- Jerome Corsi, a right-wing conspiracy theorist and associate of political operative Roger Stone, is in plea negotiations with special counsel Robert Mueller.
- Corsi told NBC earlier this month the special counsel told him he would be indicted. His attorney had previously told journalists that Mueller's team likely put Corsi in their cross hairs because of his connections to Stone.
- In a statement, Stone says: "It is clear from his recent videos and his recent interviews that my friend Dr. Corsi has been under a tremendous amount of pressure and it is beginning to affect him profoundly. He has stated publicly that he is being asked over and over to say things he simply does not believe occurred."
Jerome Corsi, a right-wing conspiracy theorist and associate of political operative Roger Stone, is in plea negotiations with special counsel Robert Mueller.
Corsi confirmed the talks, first reported by The Washington Post, to NBC News on Friday. Corsi's attorney, David Gray, declined comment on the negotiations. A special counsel spokesman also declined to comment.
Corsi said in an interview with NBC earlier this month that Mueller's team told him he would be indicted. Gray had previously told journalists the special counsel's office likely put Corsi in its cross hairs because of his connections to Stone.

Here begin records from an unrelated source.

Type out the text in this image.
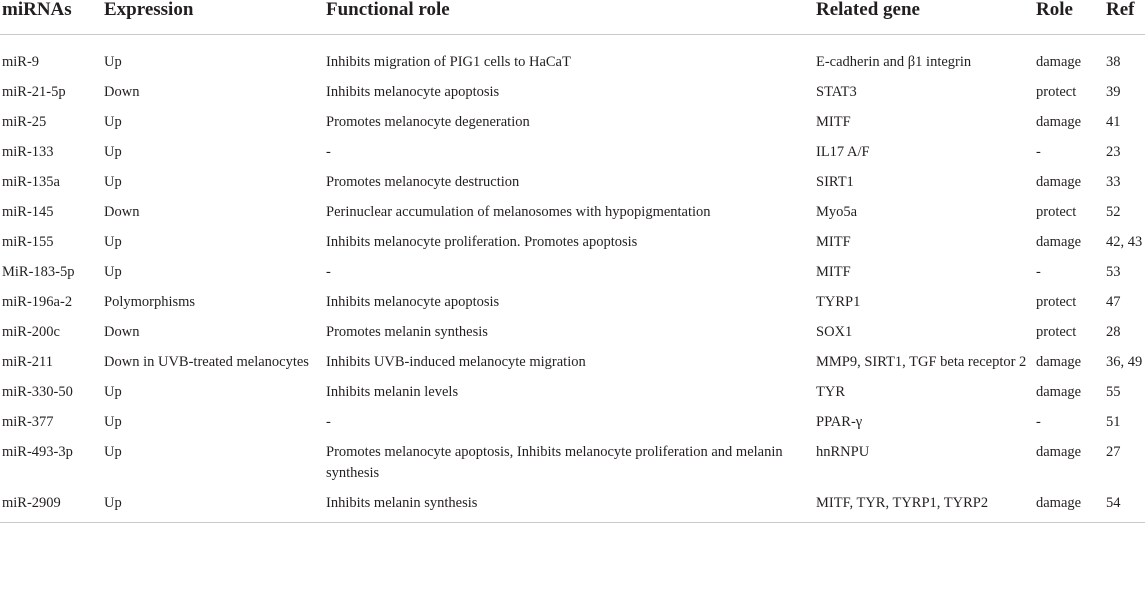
miRNAs	Expression	Functional role	Related gene	Role	Ref
miR-9	Up	Inhibits migration of PIG1 cells to HaCaT	E-cadherin and β1 integrin	damage	38
miR-21-5p	Down	Inhibits melanocyte apoptosis	STAT3	protect	39
miR-25	Up	Promotes melanocyte degeneration	MITF	damage	41
miR-133	Up	-	IL17 A/F	-	23
miR-135a	Up	Promotes melanocyte destruction	SIRT1	damage	33
miR-145	Down	Perinuclear accumulation of melanosomes with hypopigmentation	Myo5a	protect	52
miR-155	Up	Inhibits melanocyte proliferation. Promotes apoptosis	MITF	damage	42, 43
MiR-183-5p	Up	-	MITF	-	53
miR-196a-2	Polymorphisms	Inhibits melanocyte apoptosis	TYRP1	protect	47
miR-200c	Down	Promotes melanin synthesis	SOX1	protect	28
miR-211	Down in UVB-treated melanocytes	Inhibits UVB-induced melanocyte migration	MMP9, SIRT1, TGF beta receptor 2	damage	36, 49
miR-330-50	Up	Inhibits melanin levels	TYR	damage	55
miR-377	Up	-	PPAR-γ	-	51
miR-493-3p	Up	Promotes melanocyte apoptosis, Inhibits melanocyte proliferation and melanin synthesis	hnRNPU	damage	27
miR-2909	Up	Inhibits melanin synthesis	MITF, TYR, TYRP1, TYRP2	damage	54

Mueller is investigating Russian election interference during the 2016 presidential election, as well as potential collusion between the Kremlin and Trump campaign-related people. The investigators are reportedly looking into U.S. individuals' contacts with WikiLeaks, the whistleblowing database that published stolen emails of Democratic leaders during the 2016 campaign. U.S. intelligence officials have concluded that the emails were hacked and shared by Russian government-backed sources.

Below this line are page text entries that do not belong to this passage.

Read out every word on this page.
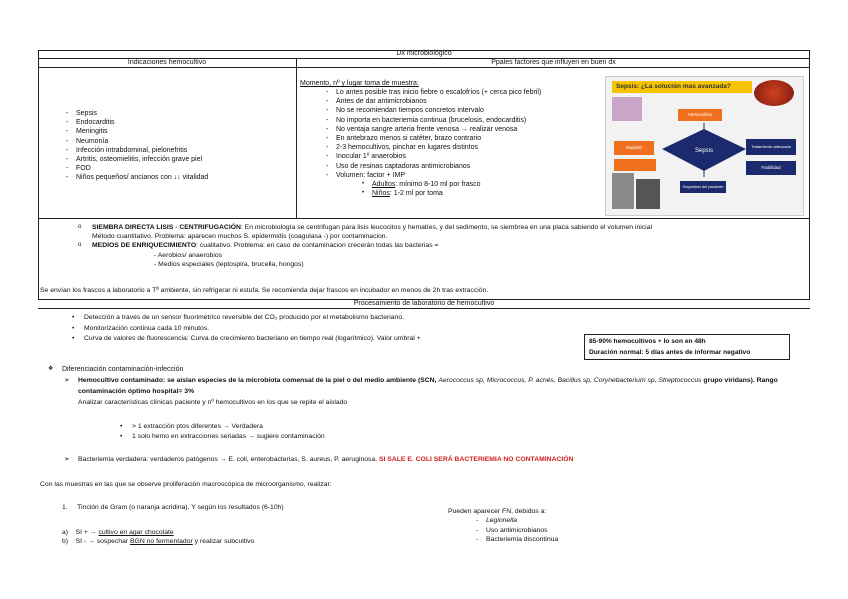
Dx microbiológico
Indicaciones hemocultivo	Ppales factores que influyen en buen dx
- Sepsis
- Endocarditis
- Meningitis
- Neumonía
- Infección intrabdominal, pielonefritis
- Artritis, osteomielitis, infección grave piel
- FOD
- Niños pequeños/ ancianos con ↓↓ vitalidad
Momento, nº y lugar toma de muestra:
- Lo antes posible tras inicio fiebre o escalofríos (+ cerca pico febril)
- Antes de dar antimicrobianos
- No se recomiendan tiempos concretos intervalo
- No importa en bacteriemia continua (brucelosis, endocarditis)
- No ventaja sangre arteria frente venosa → realizar venosa
- En antebrazo menos si catéter, brazo contrario
- 2-3 hemocultivos, pinchar en lugares distintos
- Inocular 1º anaerobios
- Uso de resinas captadoras antimicrobianos
- Volumen: factor + IMP
• Adultos: mínimo 8-10 ml por frasco
• Niños: 1-2 ml por toma
Sepsis: ¿La solución mas avanzada?
Sepsis
Hemocultivo
Rapidez	Tratamiento adecuado
Fiabilidad
Seguridad del paciente
o SIEMBRA DIRECTA LISIS - CENTRIFUGACIÓN: En microbiología se centrifugan para lisis leucocitos y hematíes, y del sedimento, se siembrea en una placa sabiendo el volumen inicial
Método cuantitativo. Problema: aparecen muchos S. epidermidis (coagulasa -) por contaminacion.
o MEDIOS DE ENRIQUECIMIENTO: cualitativo. Problema: en caso de contaminacion crecerán todas las bacterias =
- Aerobios/ anaerobios
- Medios especiales (leptospira, brucella, hongos)
Se envían los frascos a laboratorio a Tª ambiente, sin refrigerar ni estufa. Se recomienda dejar frascos en incubador en menos de 2h tras extracción.
Procesamiento de laboratorio de hemocultivo
• Detección a través de un sensor fluorimétrico reversible del CO₂ producido por el metabolismo bacteriano.
• Monitorización continua cada 10 minutos.
• Curva de valores de fluorescencia: Curva de crecimiento bacteriano en tiempo real (logarítmico). Valor umbral +	85-90% hemocultivos + lo son en 48h
Duración normal: 5 días antes de informar negativo
❖ Diferenciación contaminación-infección
➢ Hemocultivo contaminado: se aíslan especies de la microbiota comensal de la piel o del medio ambiente (SCN, Aerococcus sp, Micrococcus, P. acnés, Bacillus sp, Corynebacterium sp, Streptococcus grupo viridans). Rango contaminación óptimo hospital= 3%
Analizar características clínicas paciente y nº hemocultivos en los que se repite el aislado
• > 1 extracción ptos diferentes → Verdadera
• 1 solo hemo en extracciones seriadas → sugiere contaminación
➢ Bacteriemia verdadera: verdaderos patógenos → E. coli, enterobacterias, S. aureus, P. aeruginosa. SI SALE E. COLI SERÁ BACTERIEMIA NO CONTAMINACIÓN
Con las muestras en las que se observe proliferación macroscópica de microorganismo, realizar:
1.     Tinción de Gram (o naranja acridina). Y según los resultados (6-10h)
a)    SI + → cultivo en agar chocolate
b)    SI - → sospechar BGN no fermentador y realizar subcultivo
Pueden aparecer FN, debidos a:
- Legionella
- Uso antimicrobianos
- Bacteriemia discontinua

Stone, a longtime confidant of President Donald Trump, hinted that he had advance knowledge of WikiLeaks' plans to leak the emails from high-ranking Democrats, including Hillary Clinton's 2016 campaign chairman John Podesta. The Post reported that Corsi provided research on Democrats to Stone during the campaign. Stone has since denied that he had any inside information about WikiLeaks.

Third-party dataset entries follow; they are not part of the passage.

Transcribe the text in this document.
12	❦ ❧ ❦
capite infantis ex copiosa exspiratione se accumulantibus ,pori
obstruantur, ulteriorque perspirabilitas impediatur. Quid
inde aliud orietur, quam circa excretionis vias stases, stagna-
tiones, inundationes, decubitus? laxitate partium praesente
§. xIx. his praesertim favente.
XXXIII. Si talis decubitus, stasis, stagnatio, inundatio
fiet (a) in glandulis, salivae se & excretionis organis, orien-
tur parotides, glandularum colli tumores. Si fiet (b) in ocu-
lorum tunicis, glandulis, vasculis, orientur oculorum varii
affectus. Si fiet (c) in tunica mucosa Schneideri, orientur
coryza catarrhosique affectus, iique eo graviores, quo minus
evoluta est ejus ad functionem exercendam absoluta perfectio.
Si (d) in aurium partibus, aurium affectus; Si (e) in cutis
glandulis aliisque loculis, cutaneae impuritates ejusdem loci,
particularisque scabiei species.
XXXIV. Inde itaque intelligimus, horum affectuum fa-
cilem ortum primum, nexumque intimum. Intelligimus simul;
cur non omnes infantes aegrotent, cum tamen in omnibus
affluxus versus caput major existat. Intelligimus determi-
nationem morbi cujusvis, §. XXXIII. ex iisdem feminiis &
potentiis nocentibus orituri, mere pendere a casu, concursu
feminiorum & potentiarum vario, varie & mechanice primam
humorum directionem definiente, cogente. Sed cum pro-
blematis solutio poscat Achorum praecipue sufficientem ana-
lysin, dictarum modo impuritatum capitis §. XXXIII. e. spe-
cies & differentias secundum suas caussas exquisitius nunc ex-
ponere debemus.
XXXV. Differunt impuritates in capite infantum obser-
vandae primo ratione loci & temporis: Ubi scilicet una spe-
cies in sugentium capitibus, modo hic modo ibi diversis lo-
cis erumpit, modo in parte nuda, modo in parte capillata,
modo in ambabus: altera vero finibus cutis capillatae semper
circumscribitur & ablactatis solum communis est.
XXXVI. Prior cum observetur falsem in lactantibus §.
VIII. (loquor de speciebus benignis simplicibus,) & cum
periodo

In a statement, Stone said: "It is clear from his recent videos and his recent interviews that my friend Dr. Corsi has been under a tremendous amount of pressure and it is beginning to affect him profoundly."
He added: "As for what he may have known and when he may have known it, his discussions with me regarding the Podesta brothers were strictly limited to their overseas business interests unearthed in the Panama Papers and other public sources that were writing about John and Tony's activities. To the best of my recollection, there was not one publication, mainstream or otherwise, that ever mentioned John Podesta's email prior to their posting by WikiLeaks. As I told The Washington Post if Dr. Corsi knew that John Podesta's emails had been obtained by anyone and would be published he never shared this information with me nor did he give me any such documents."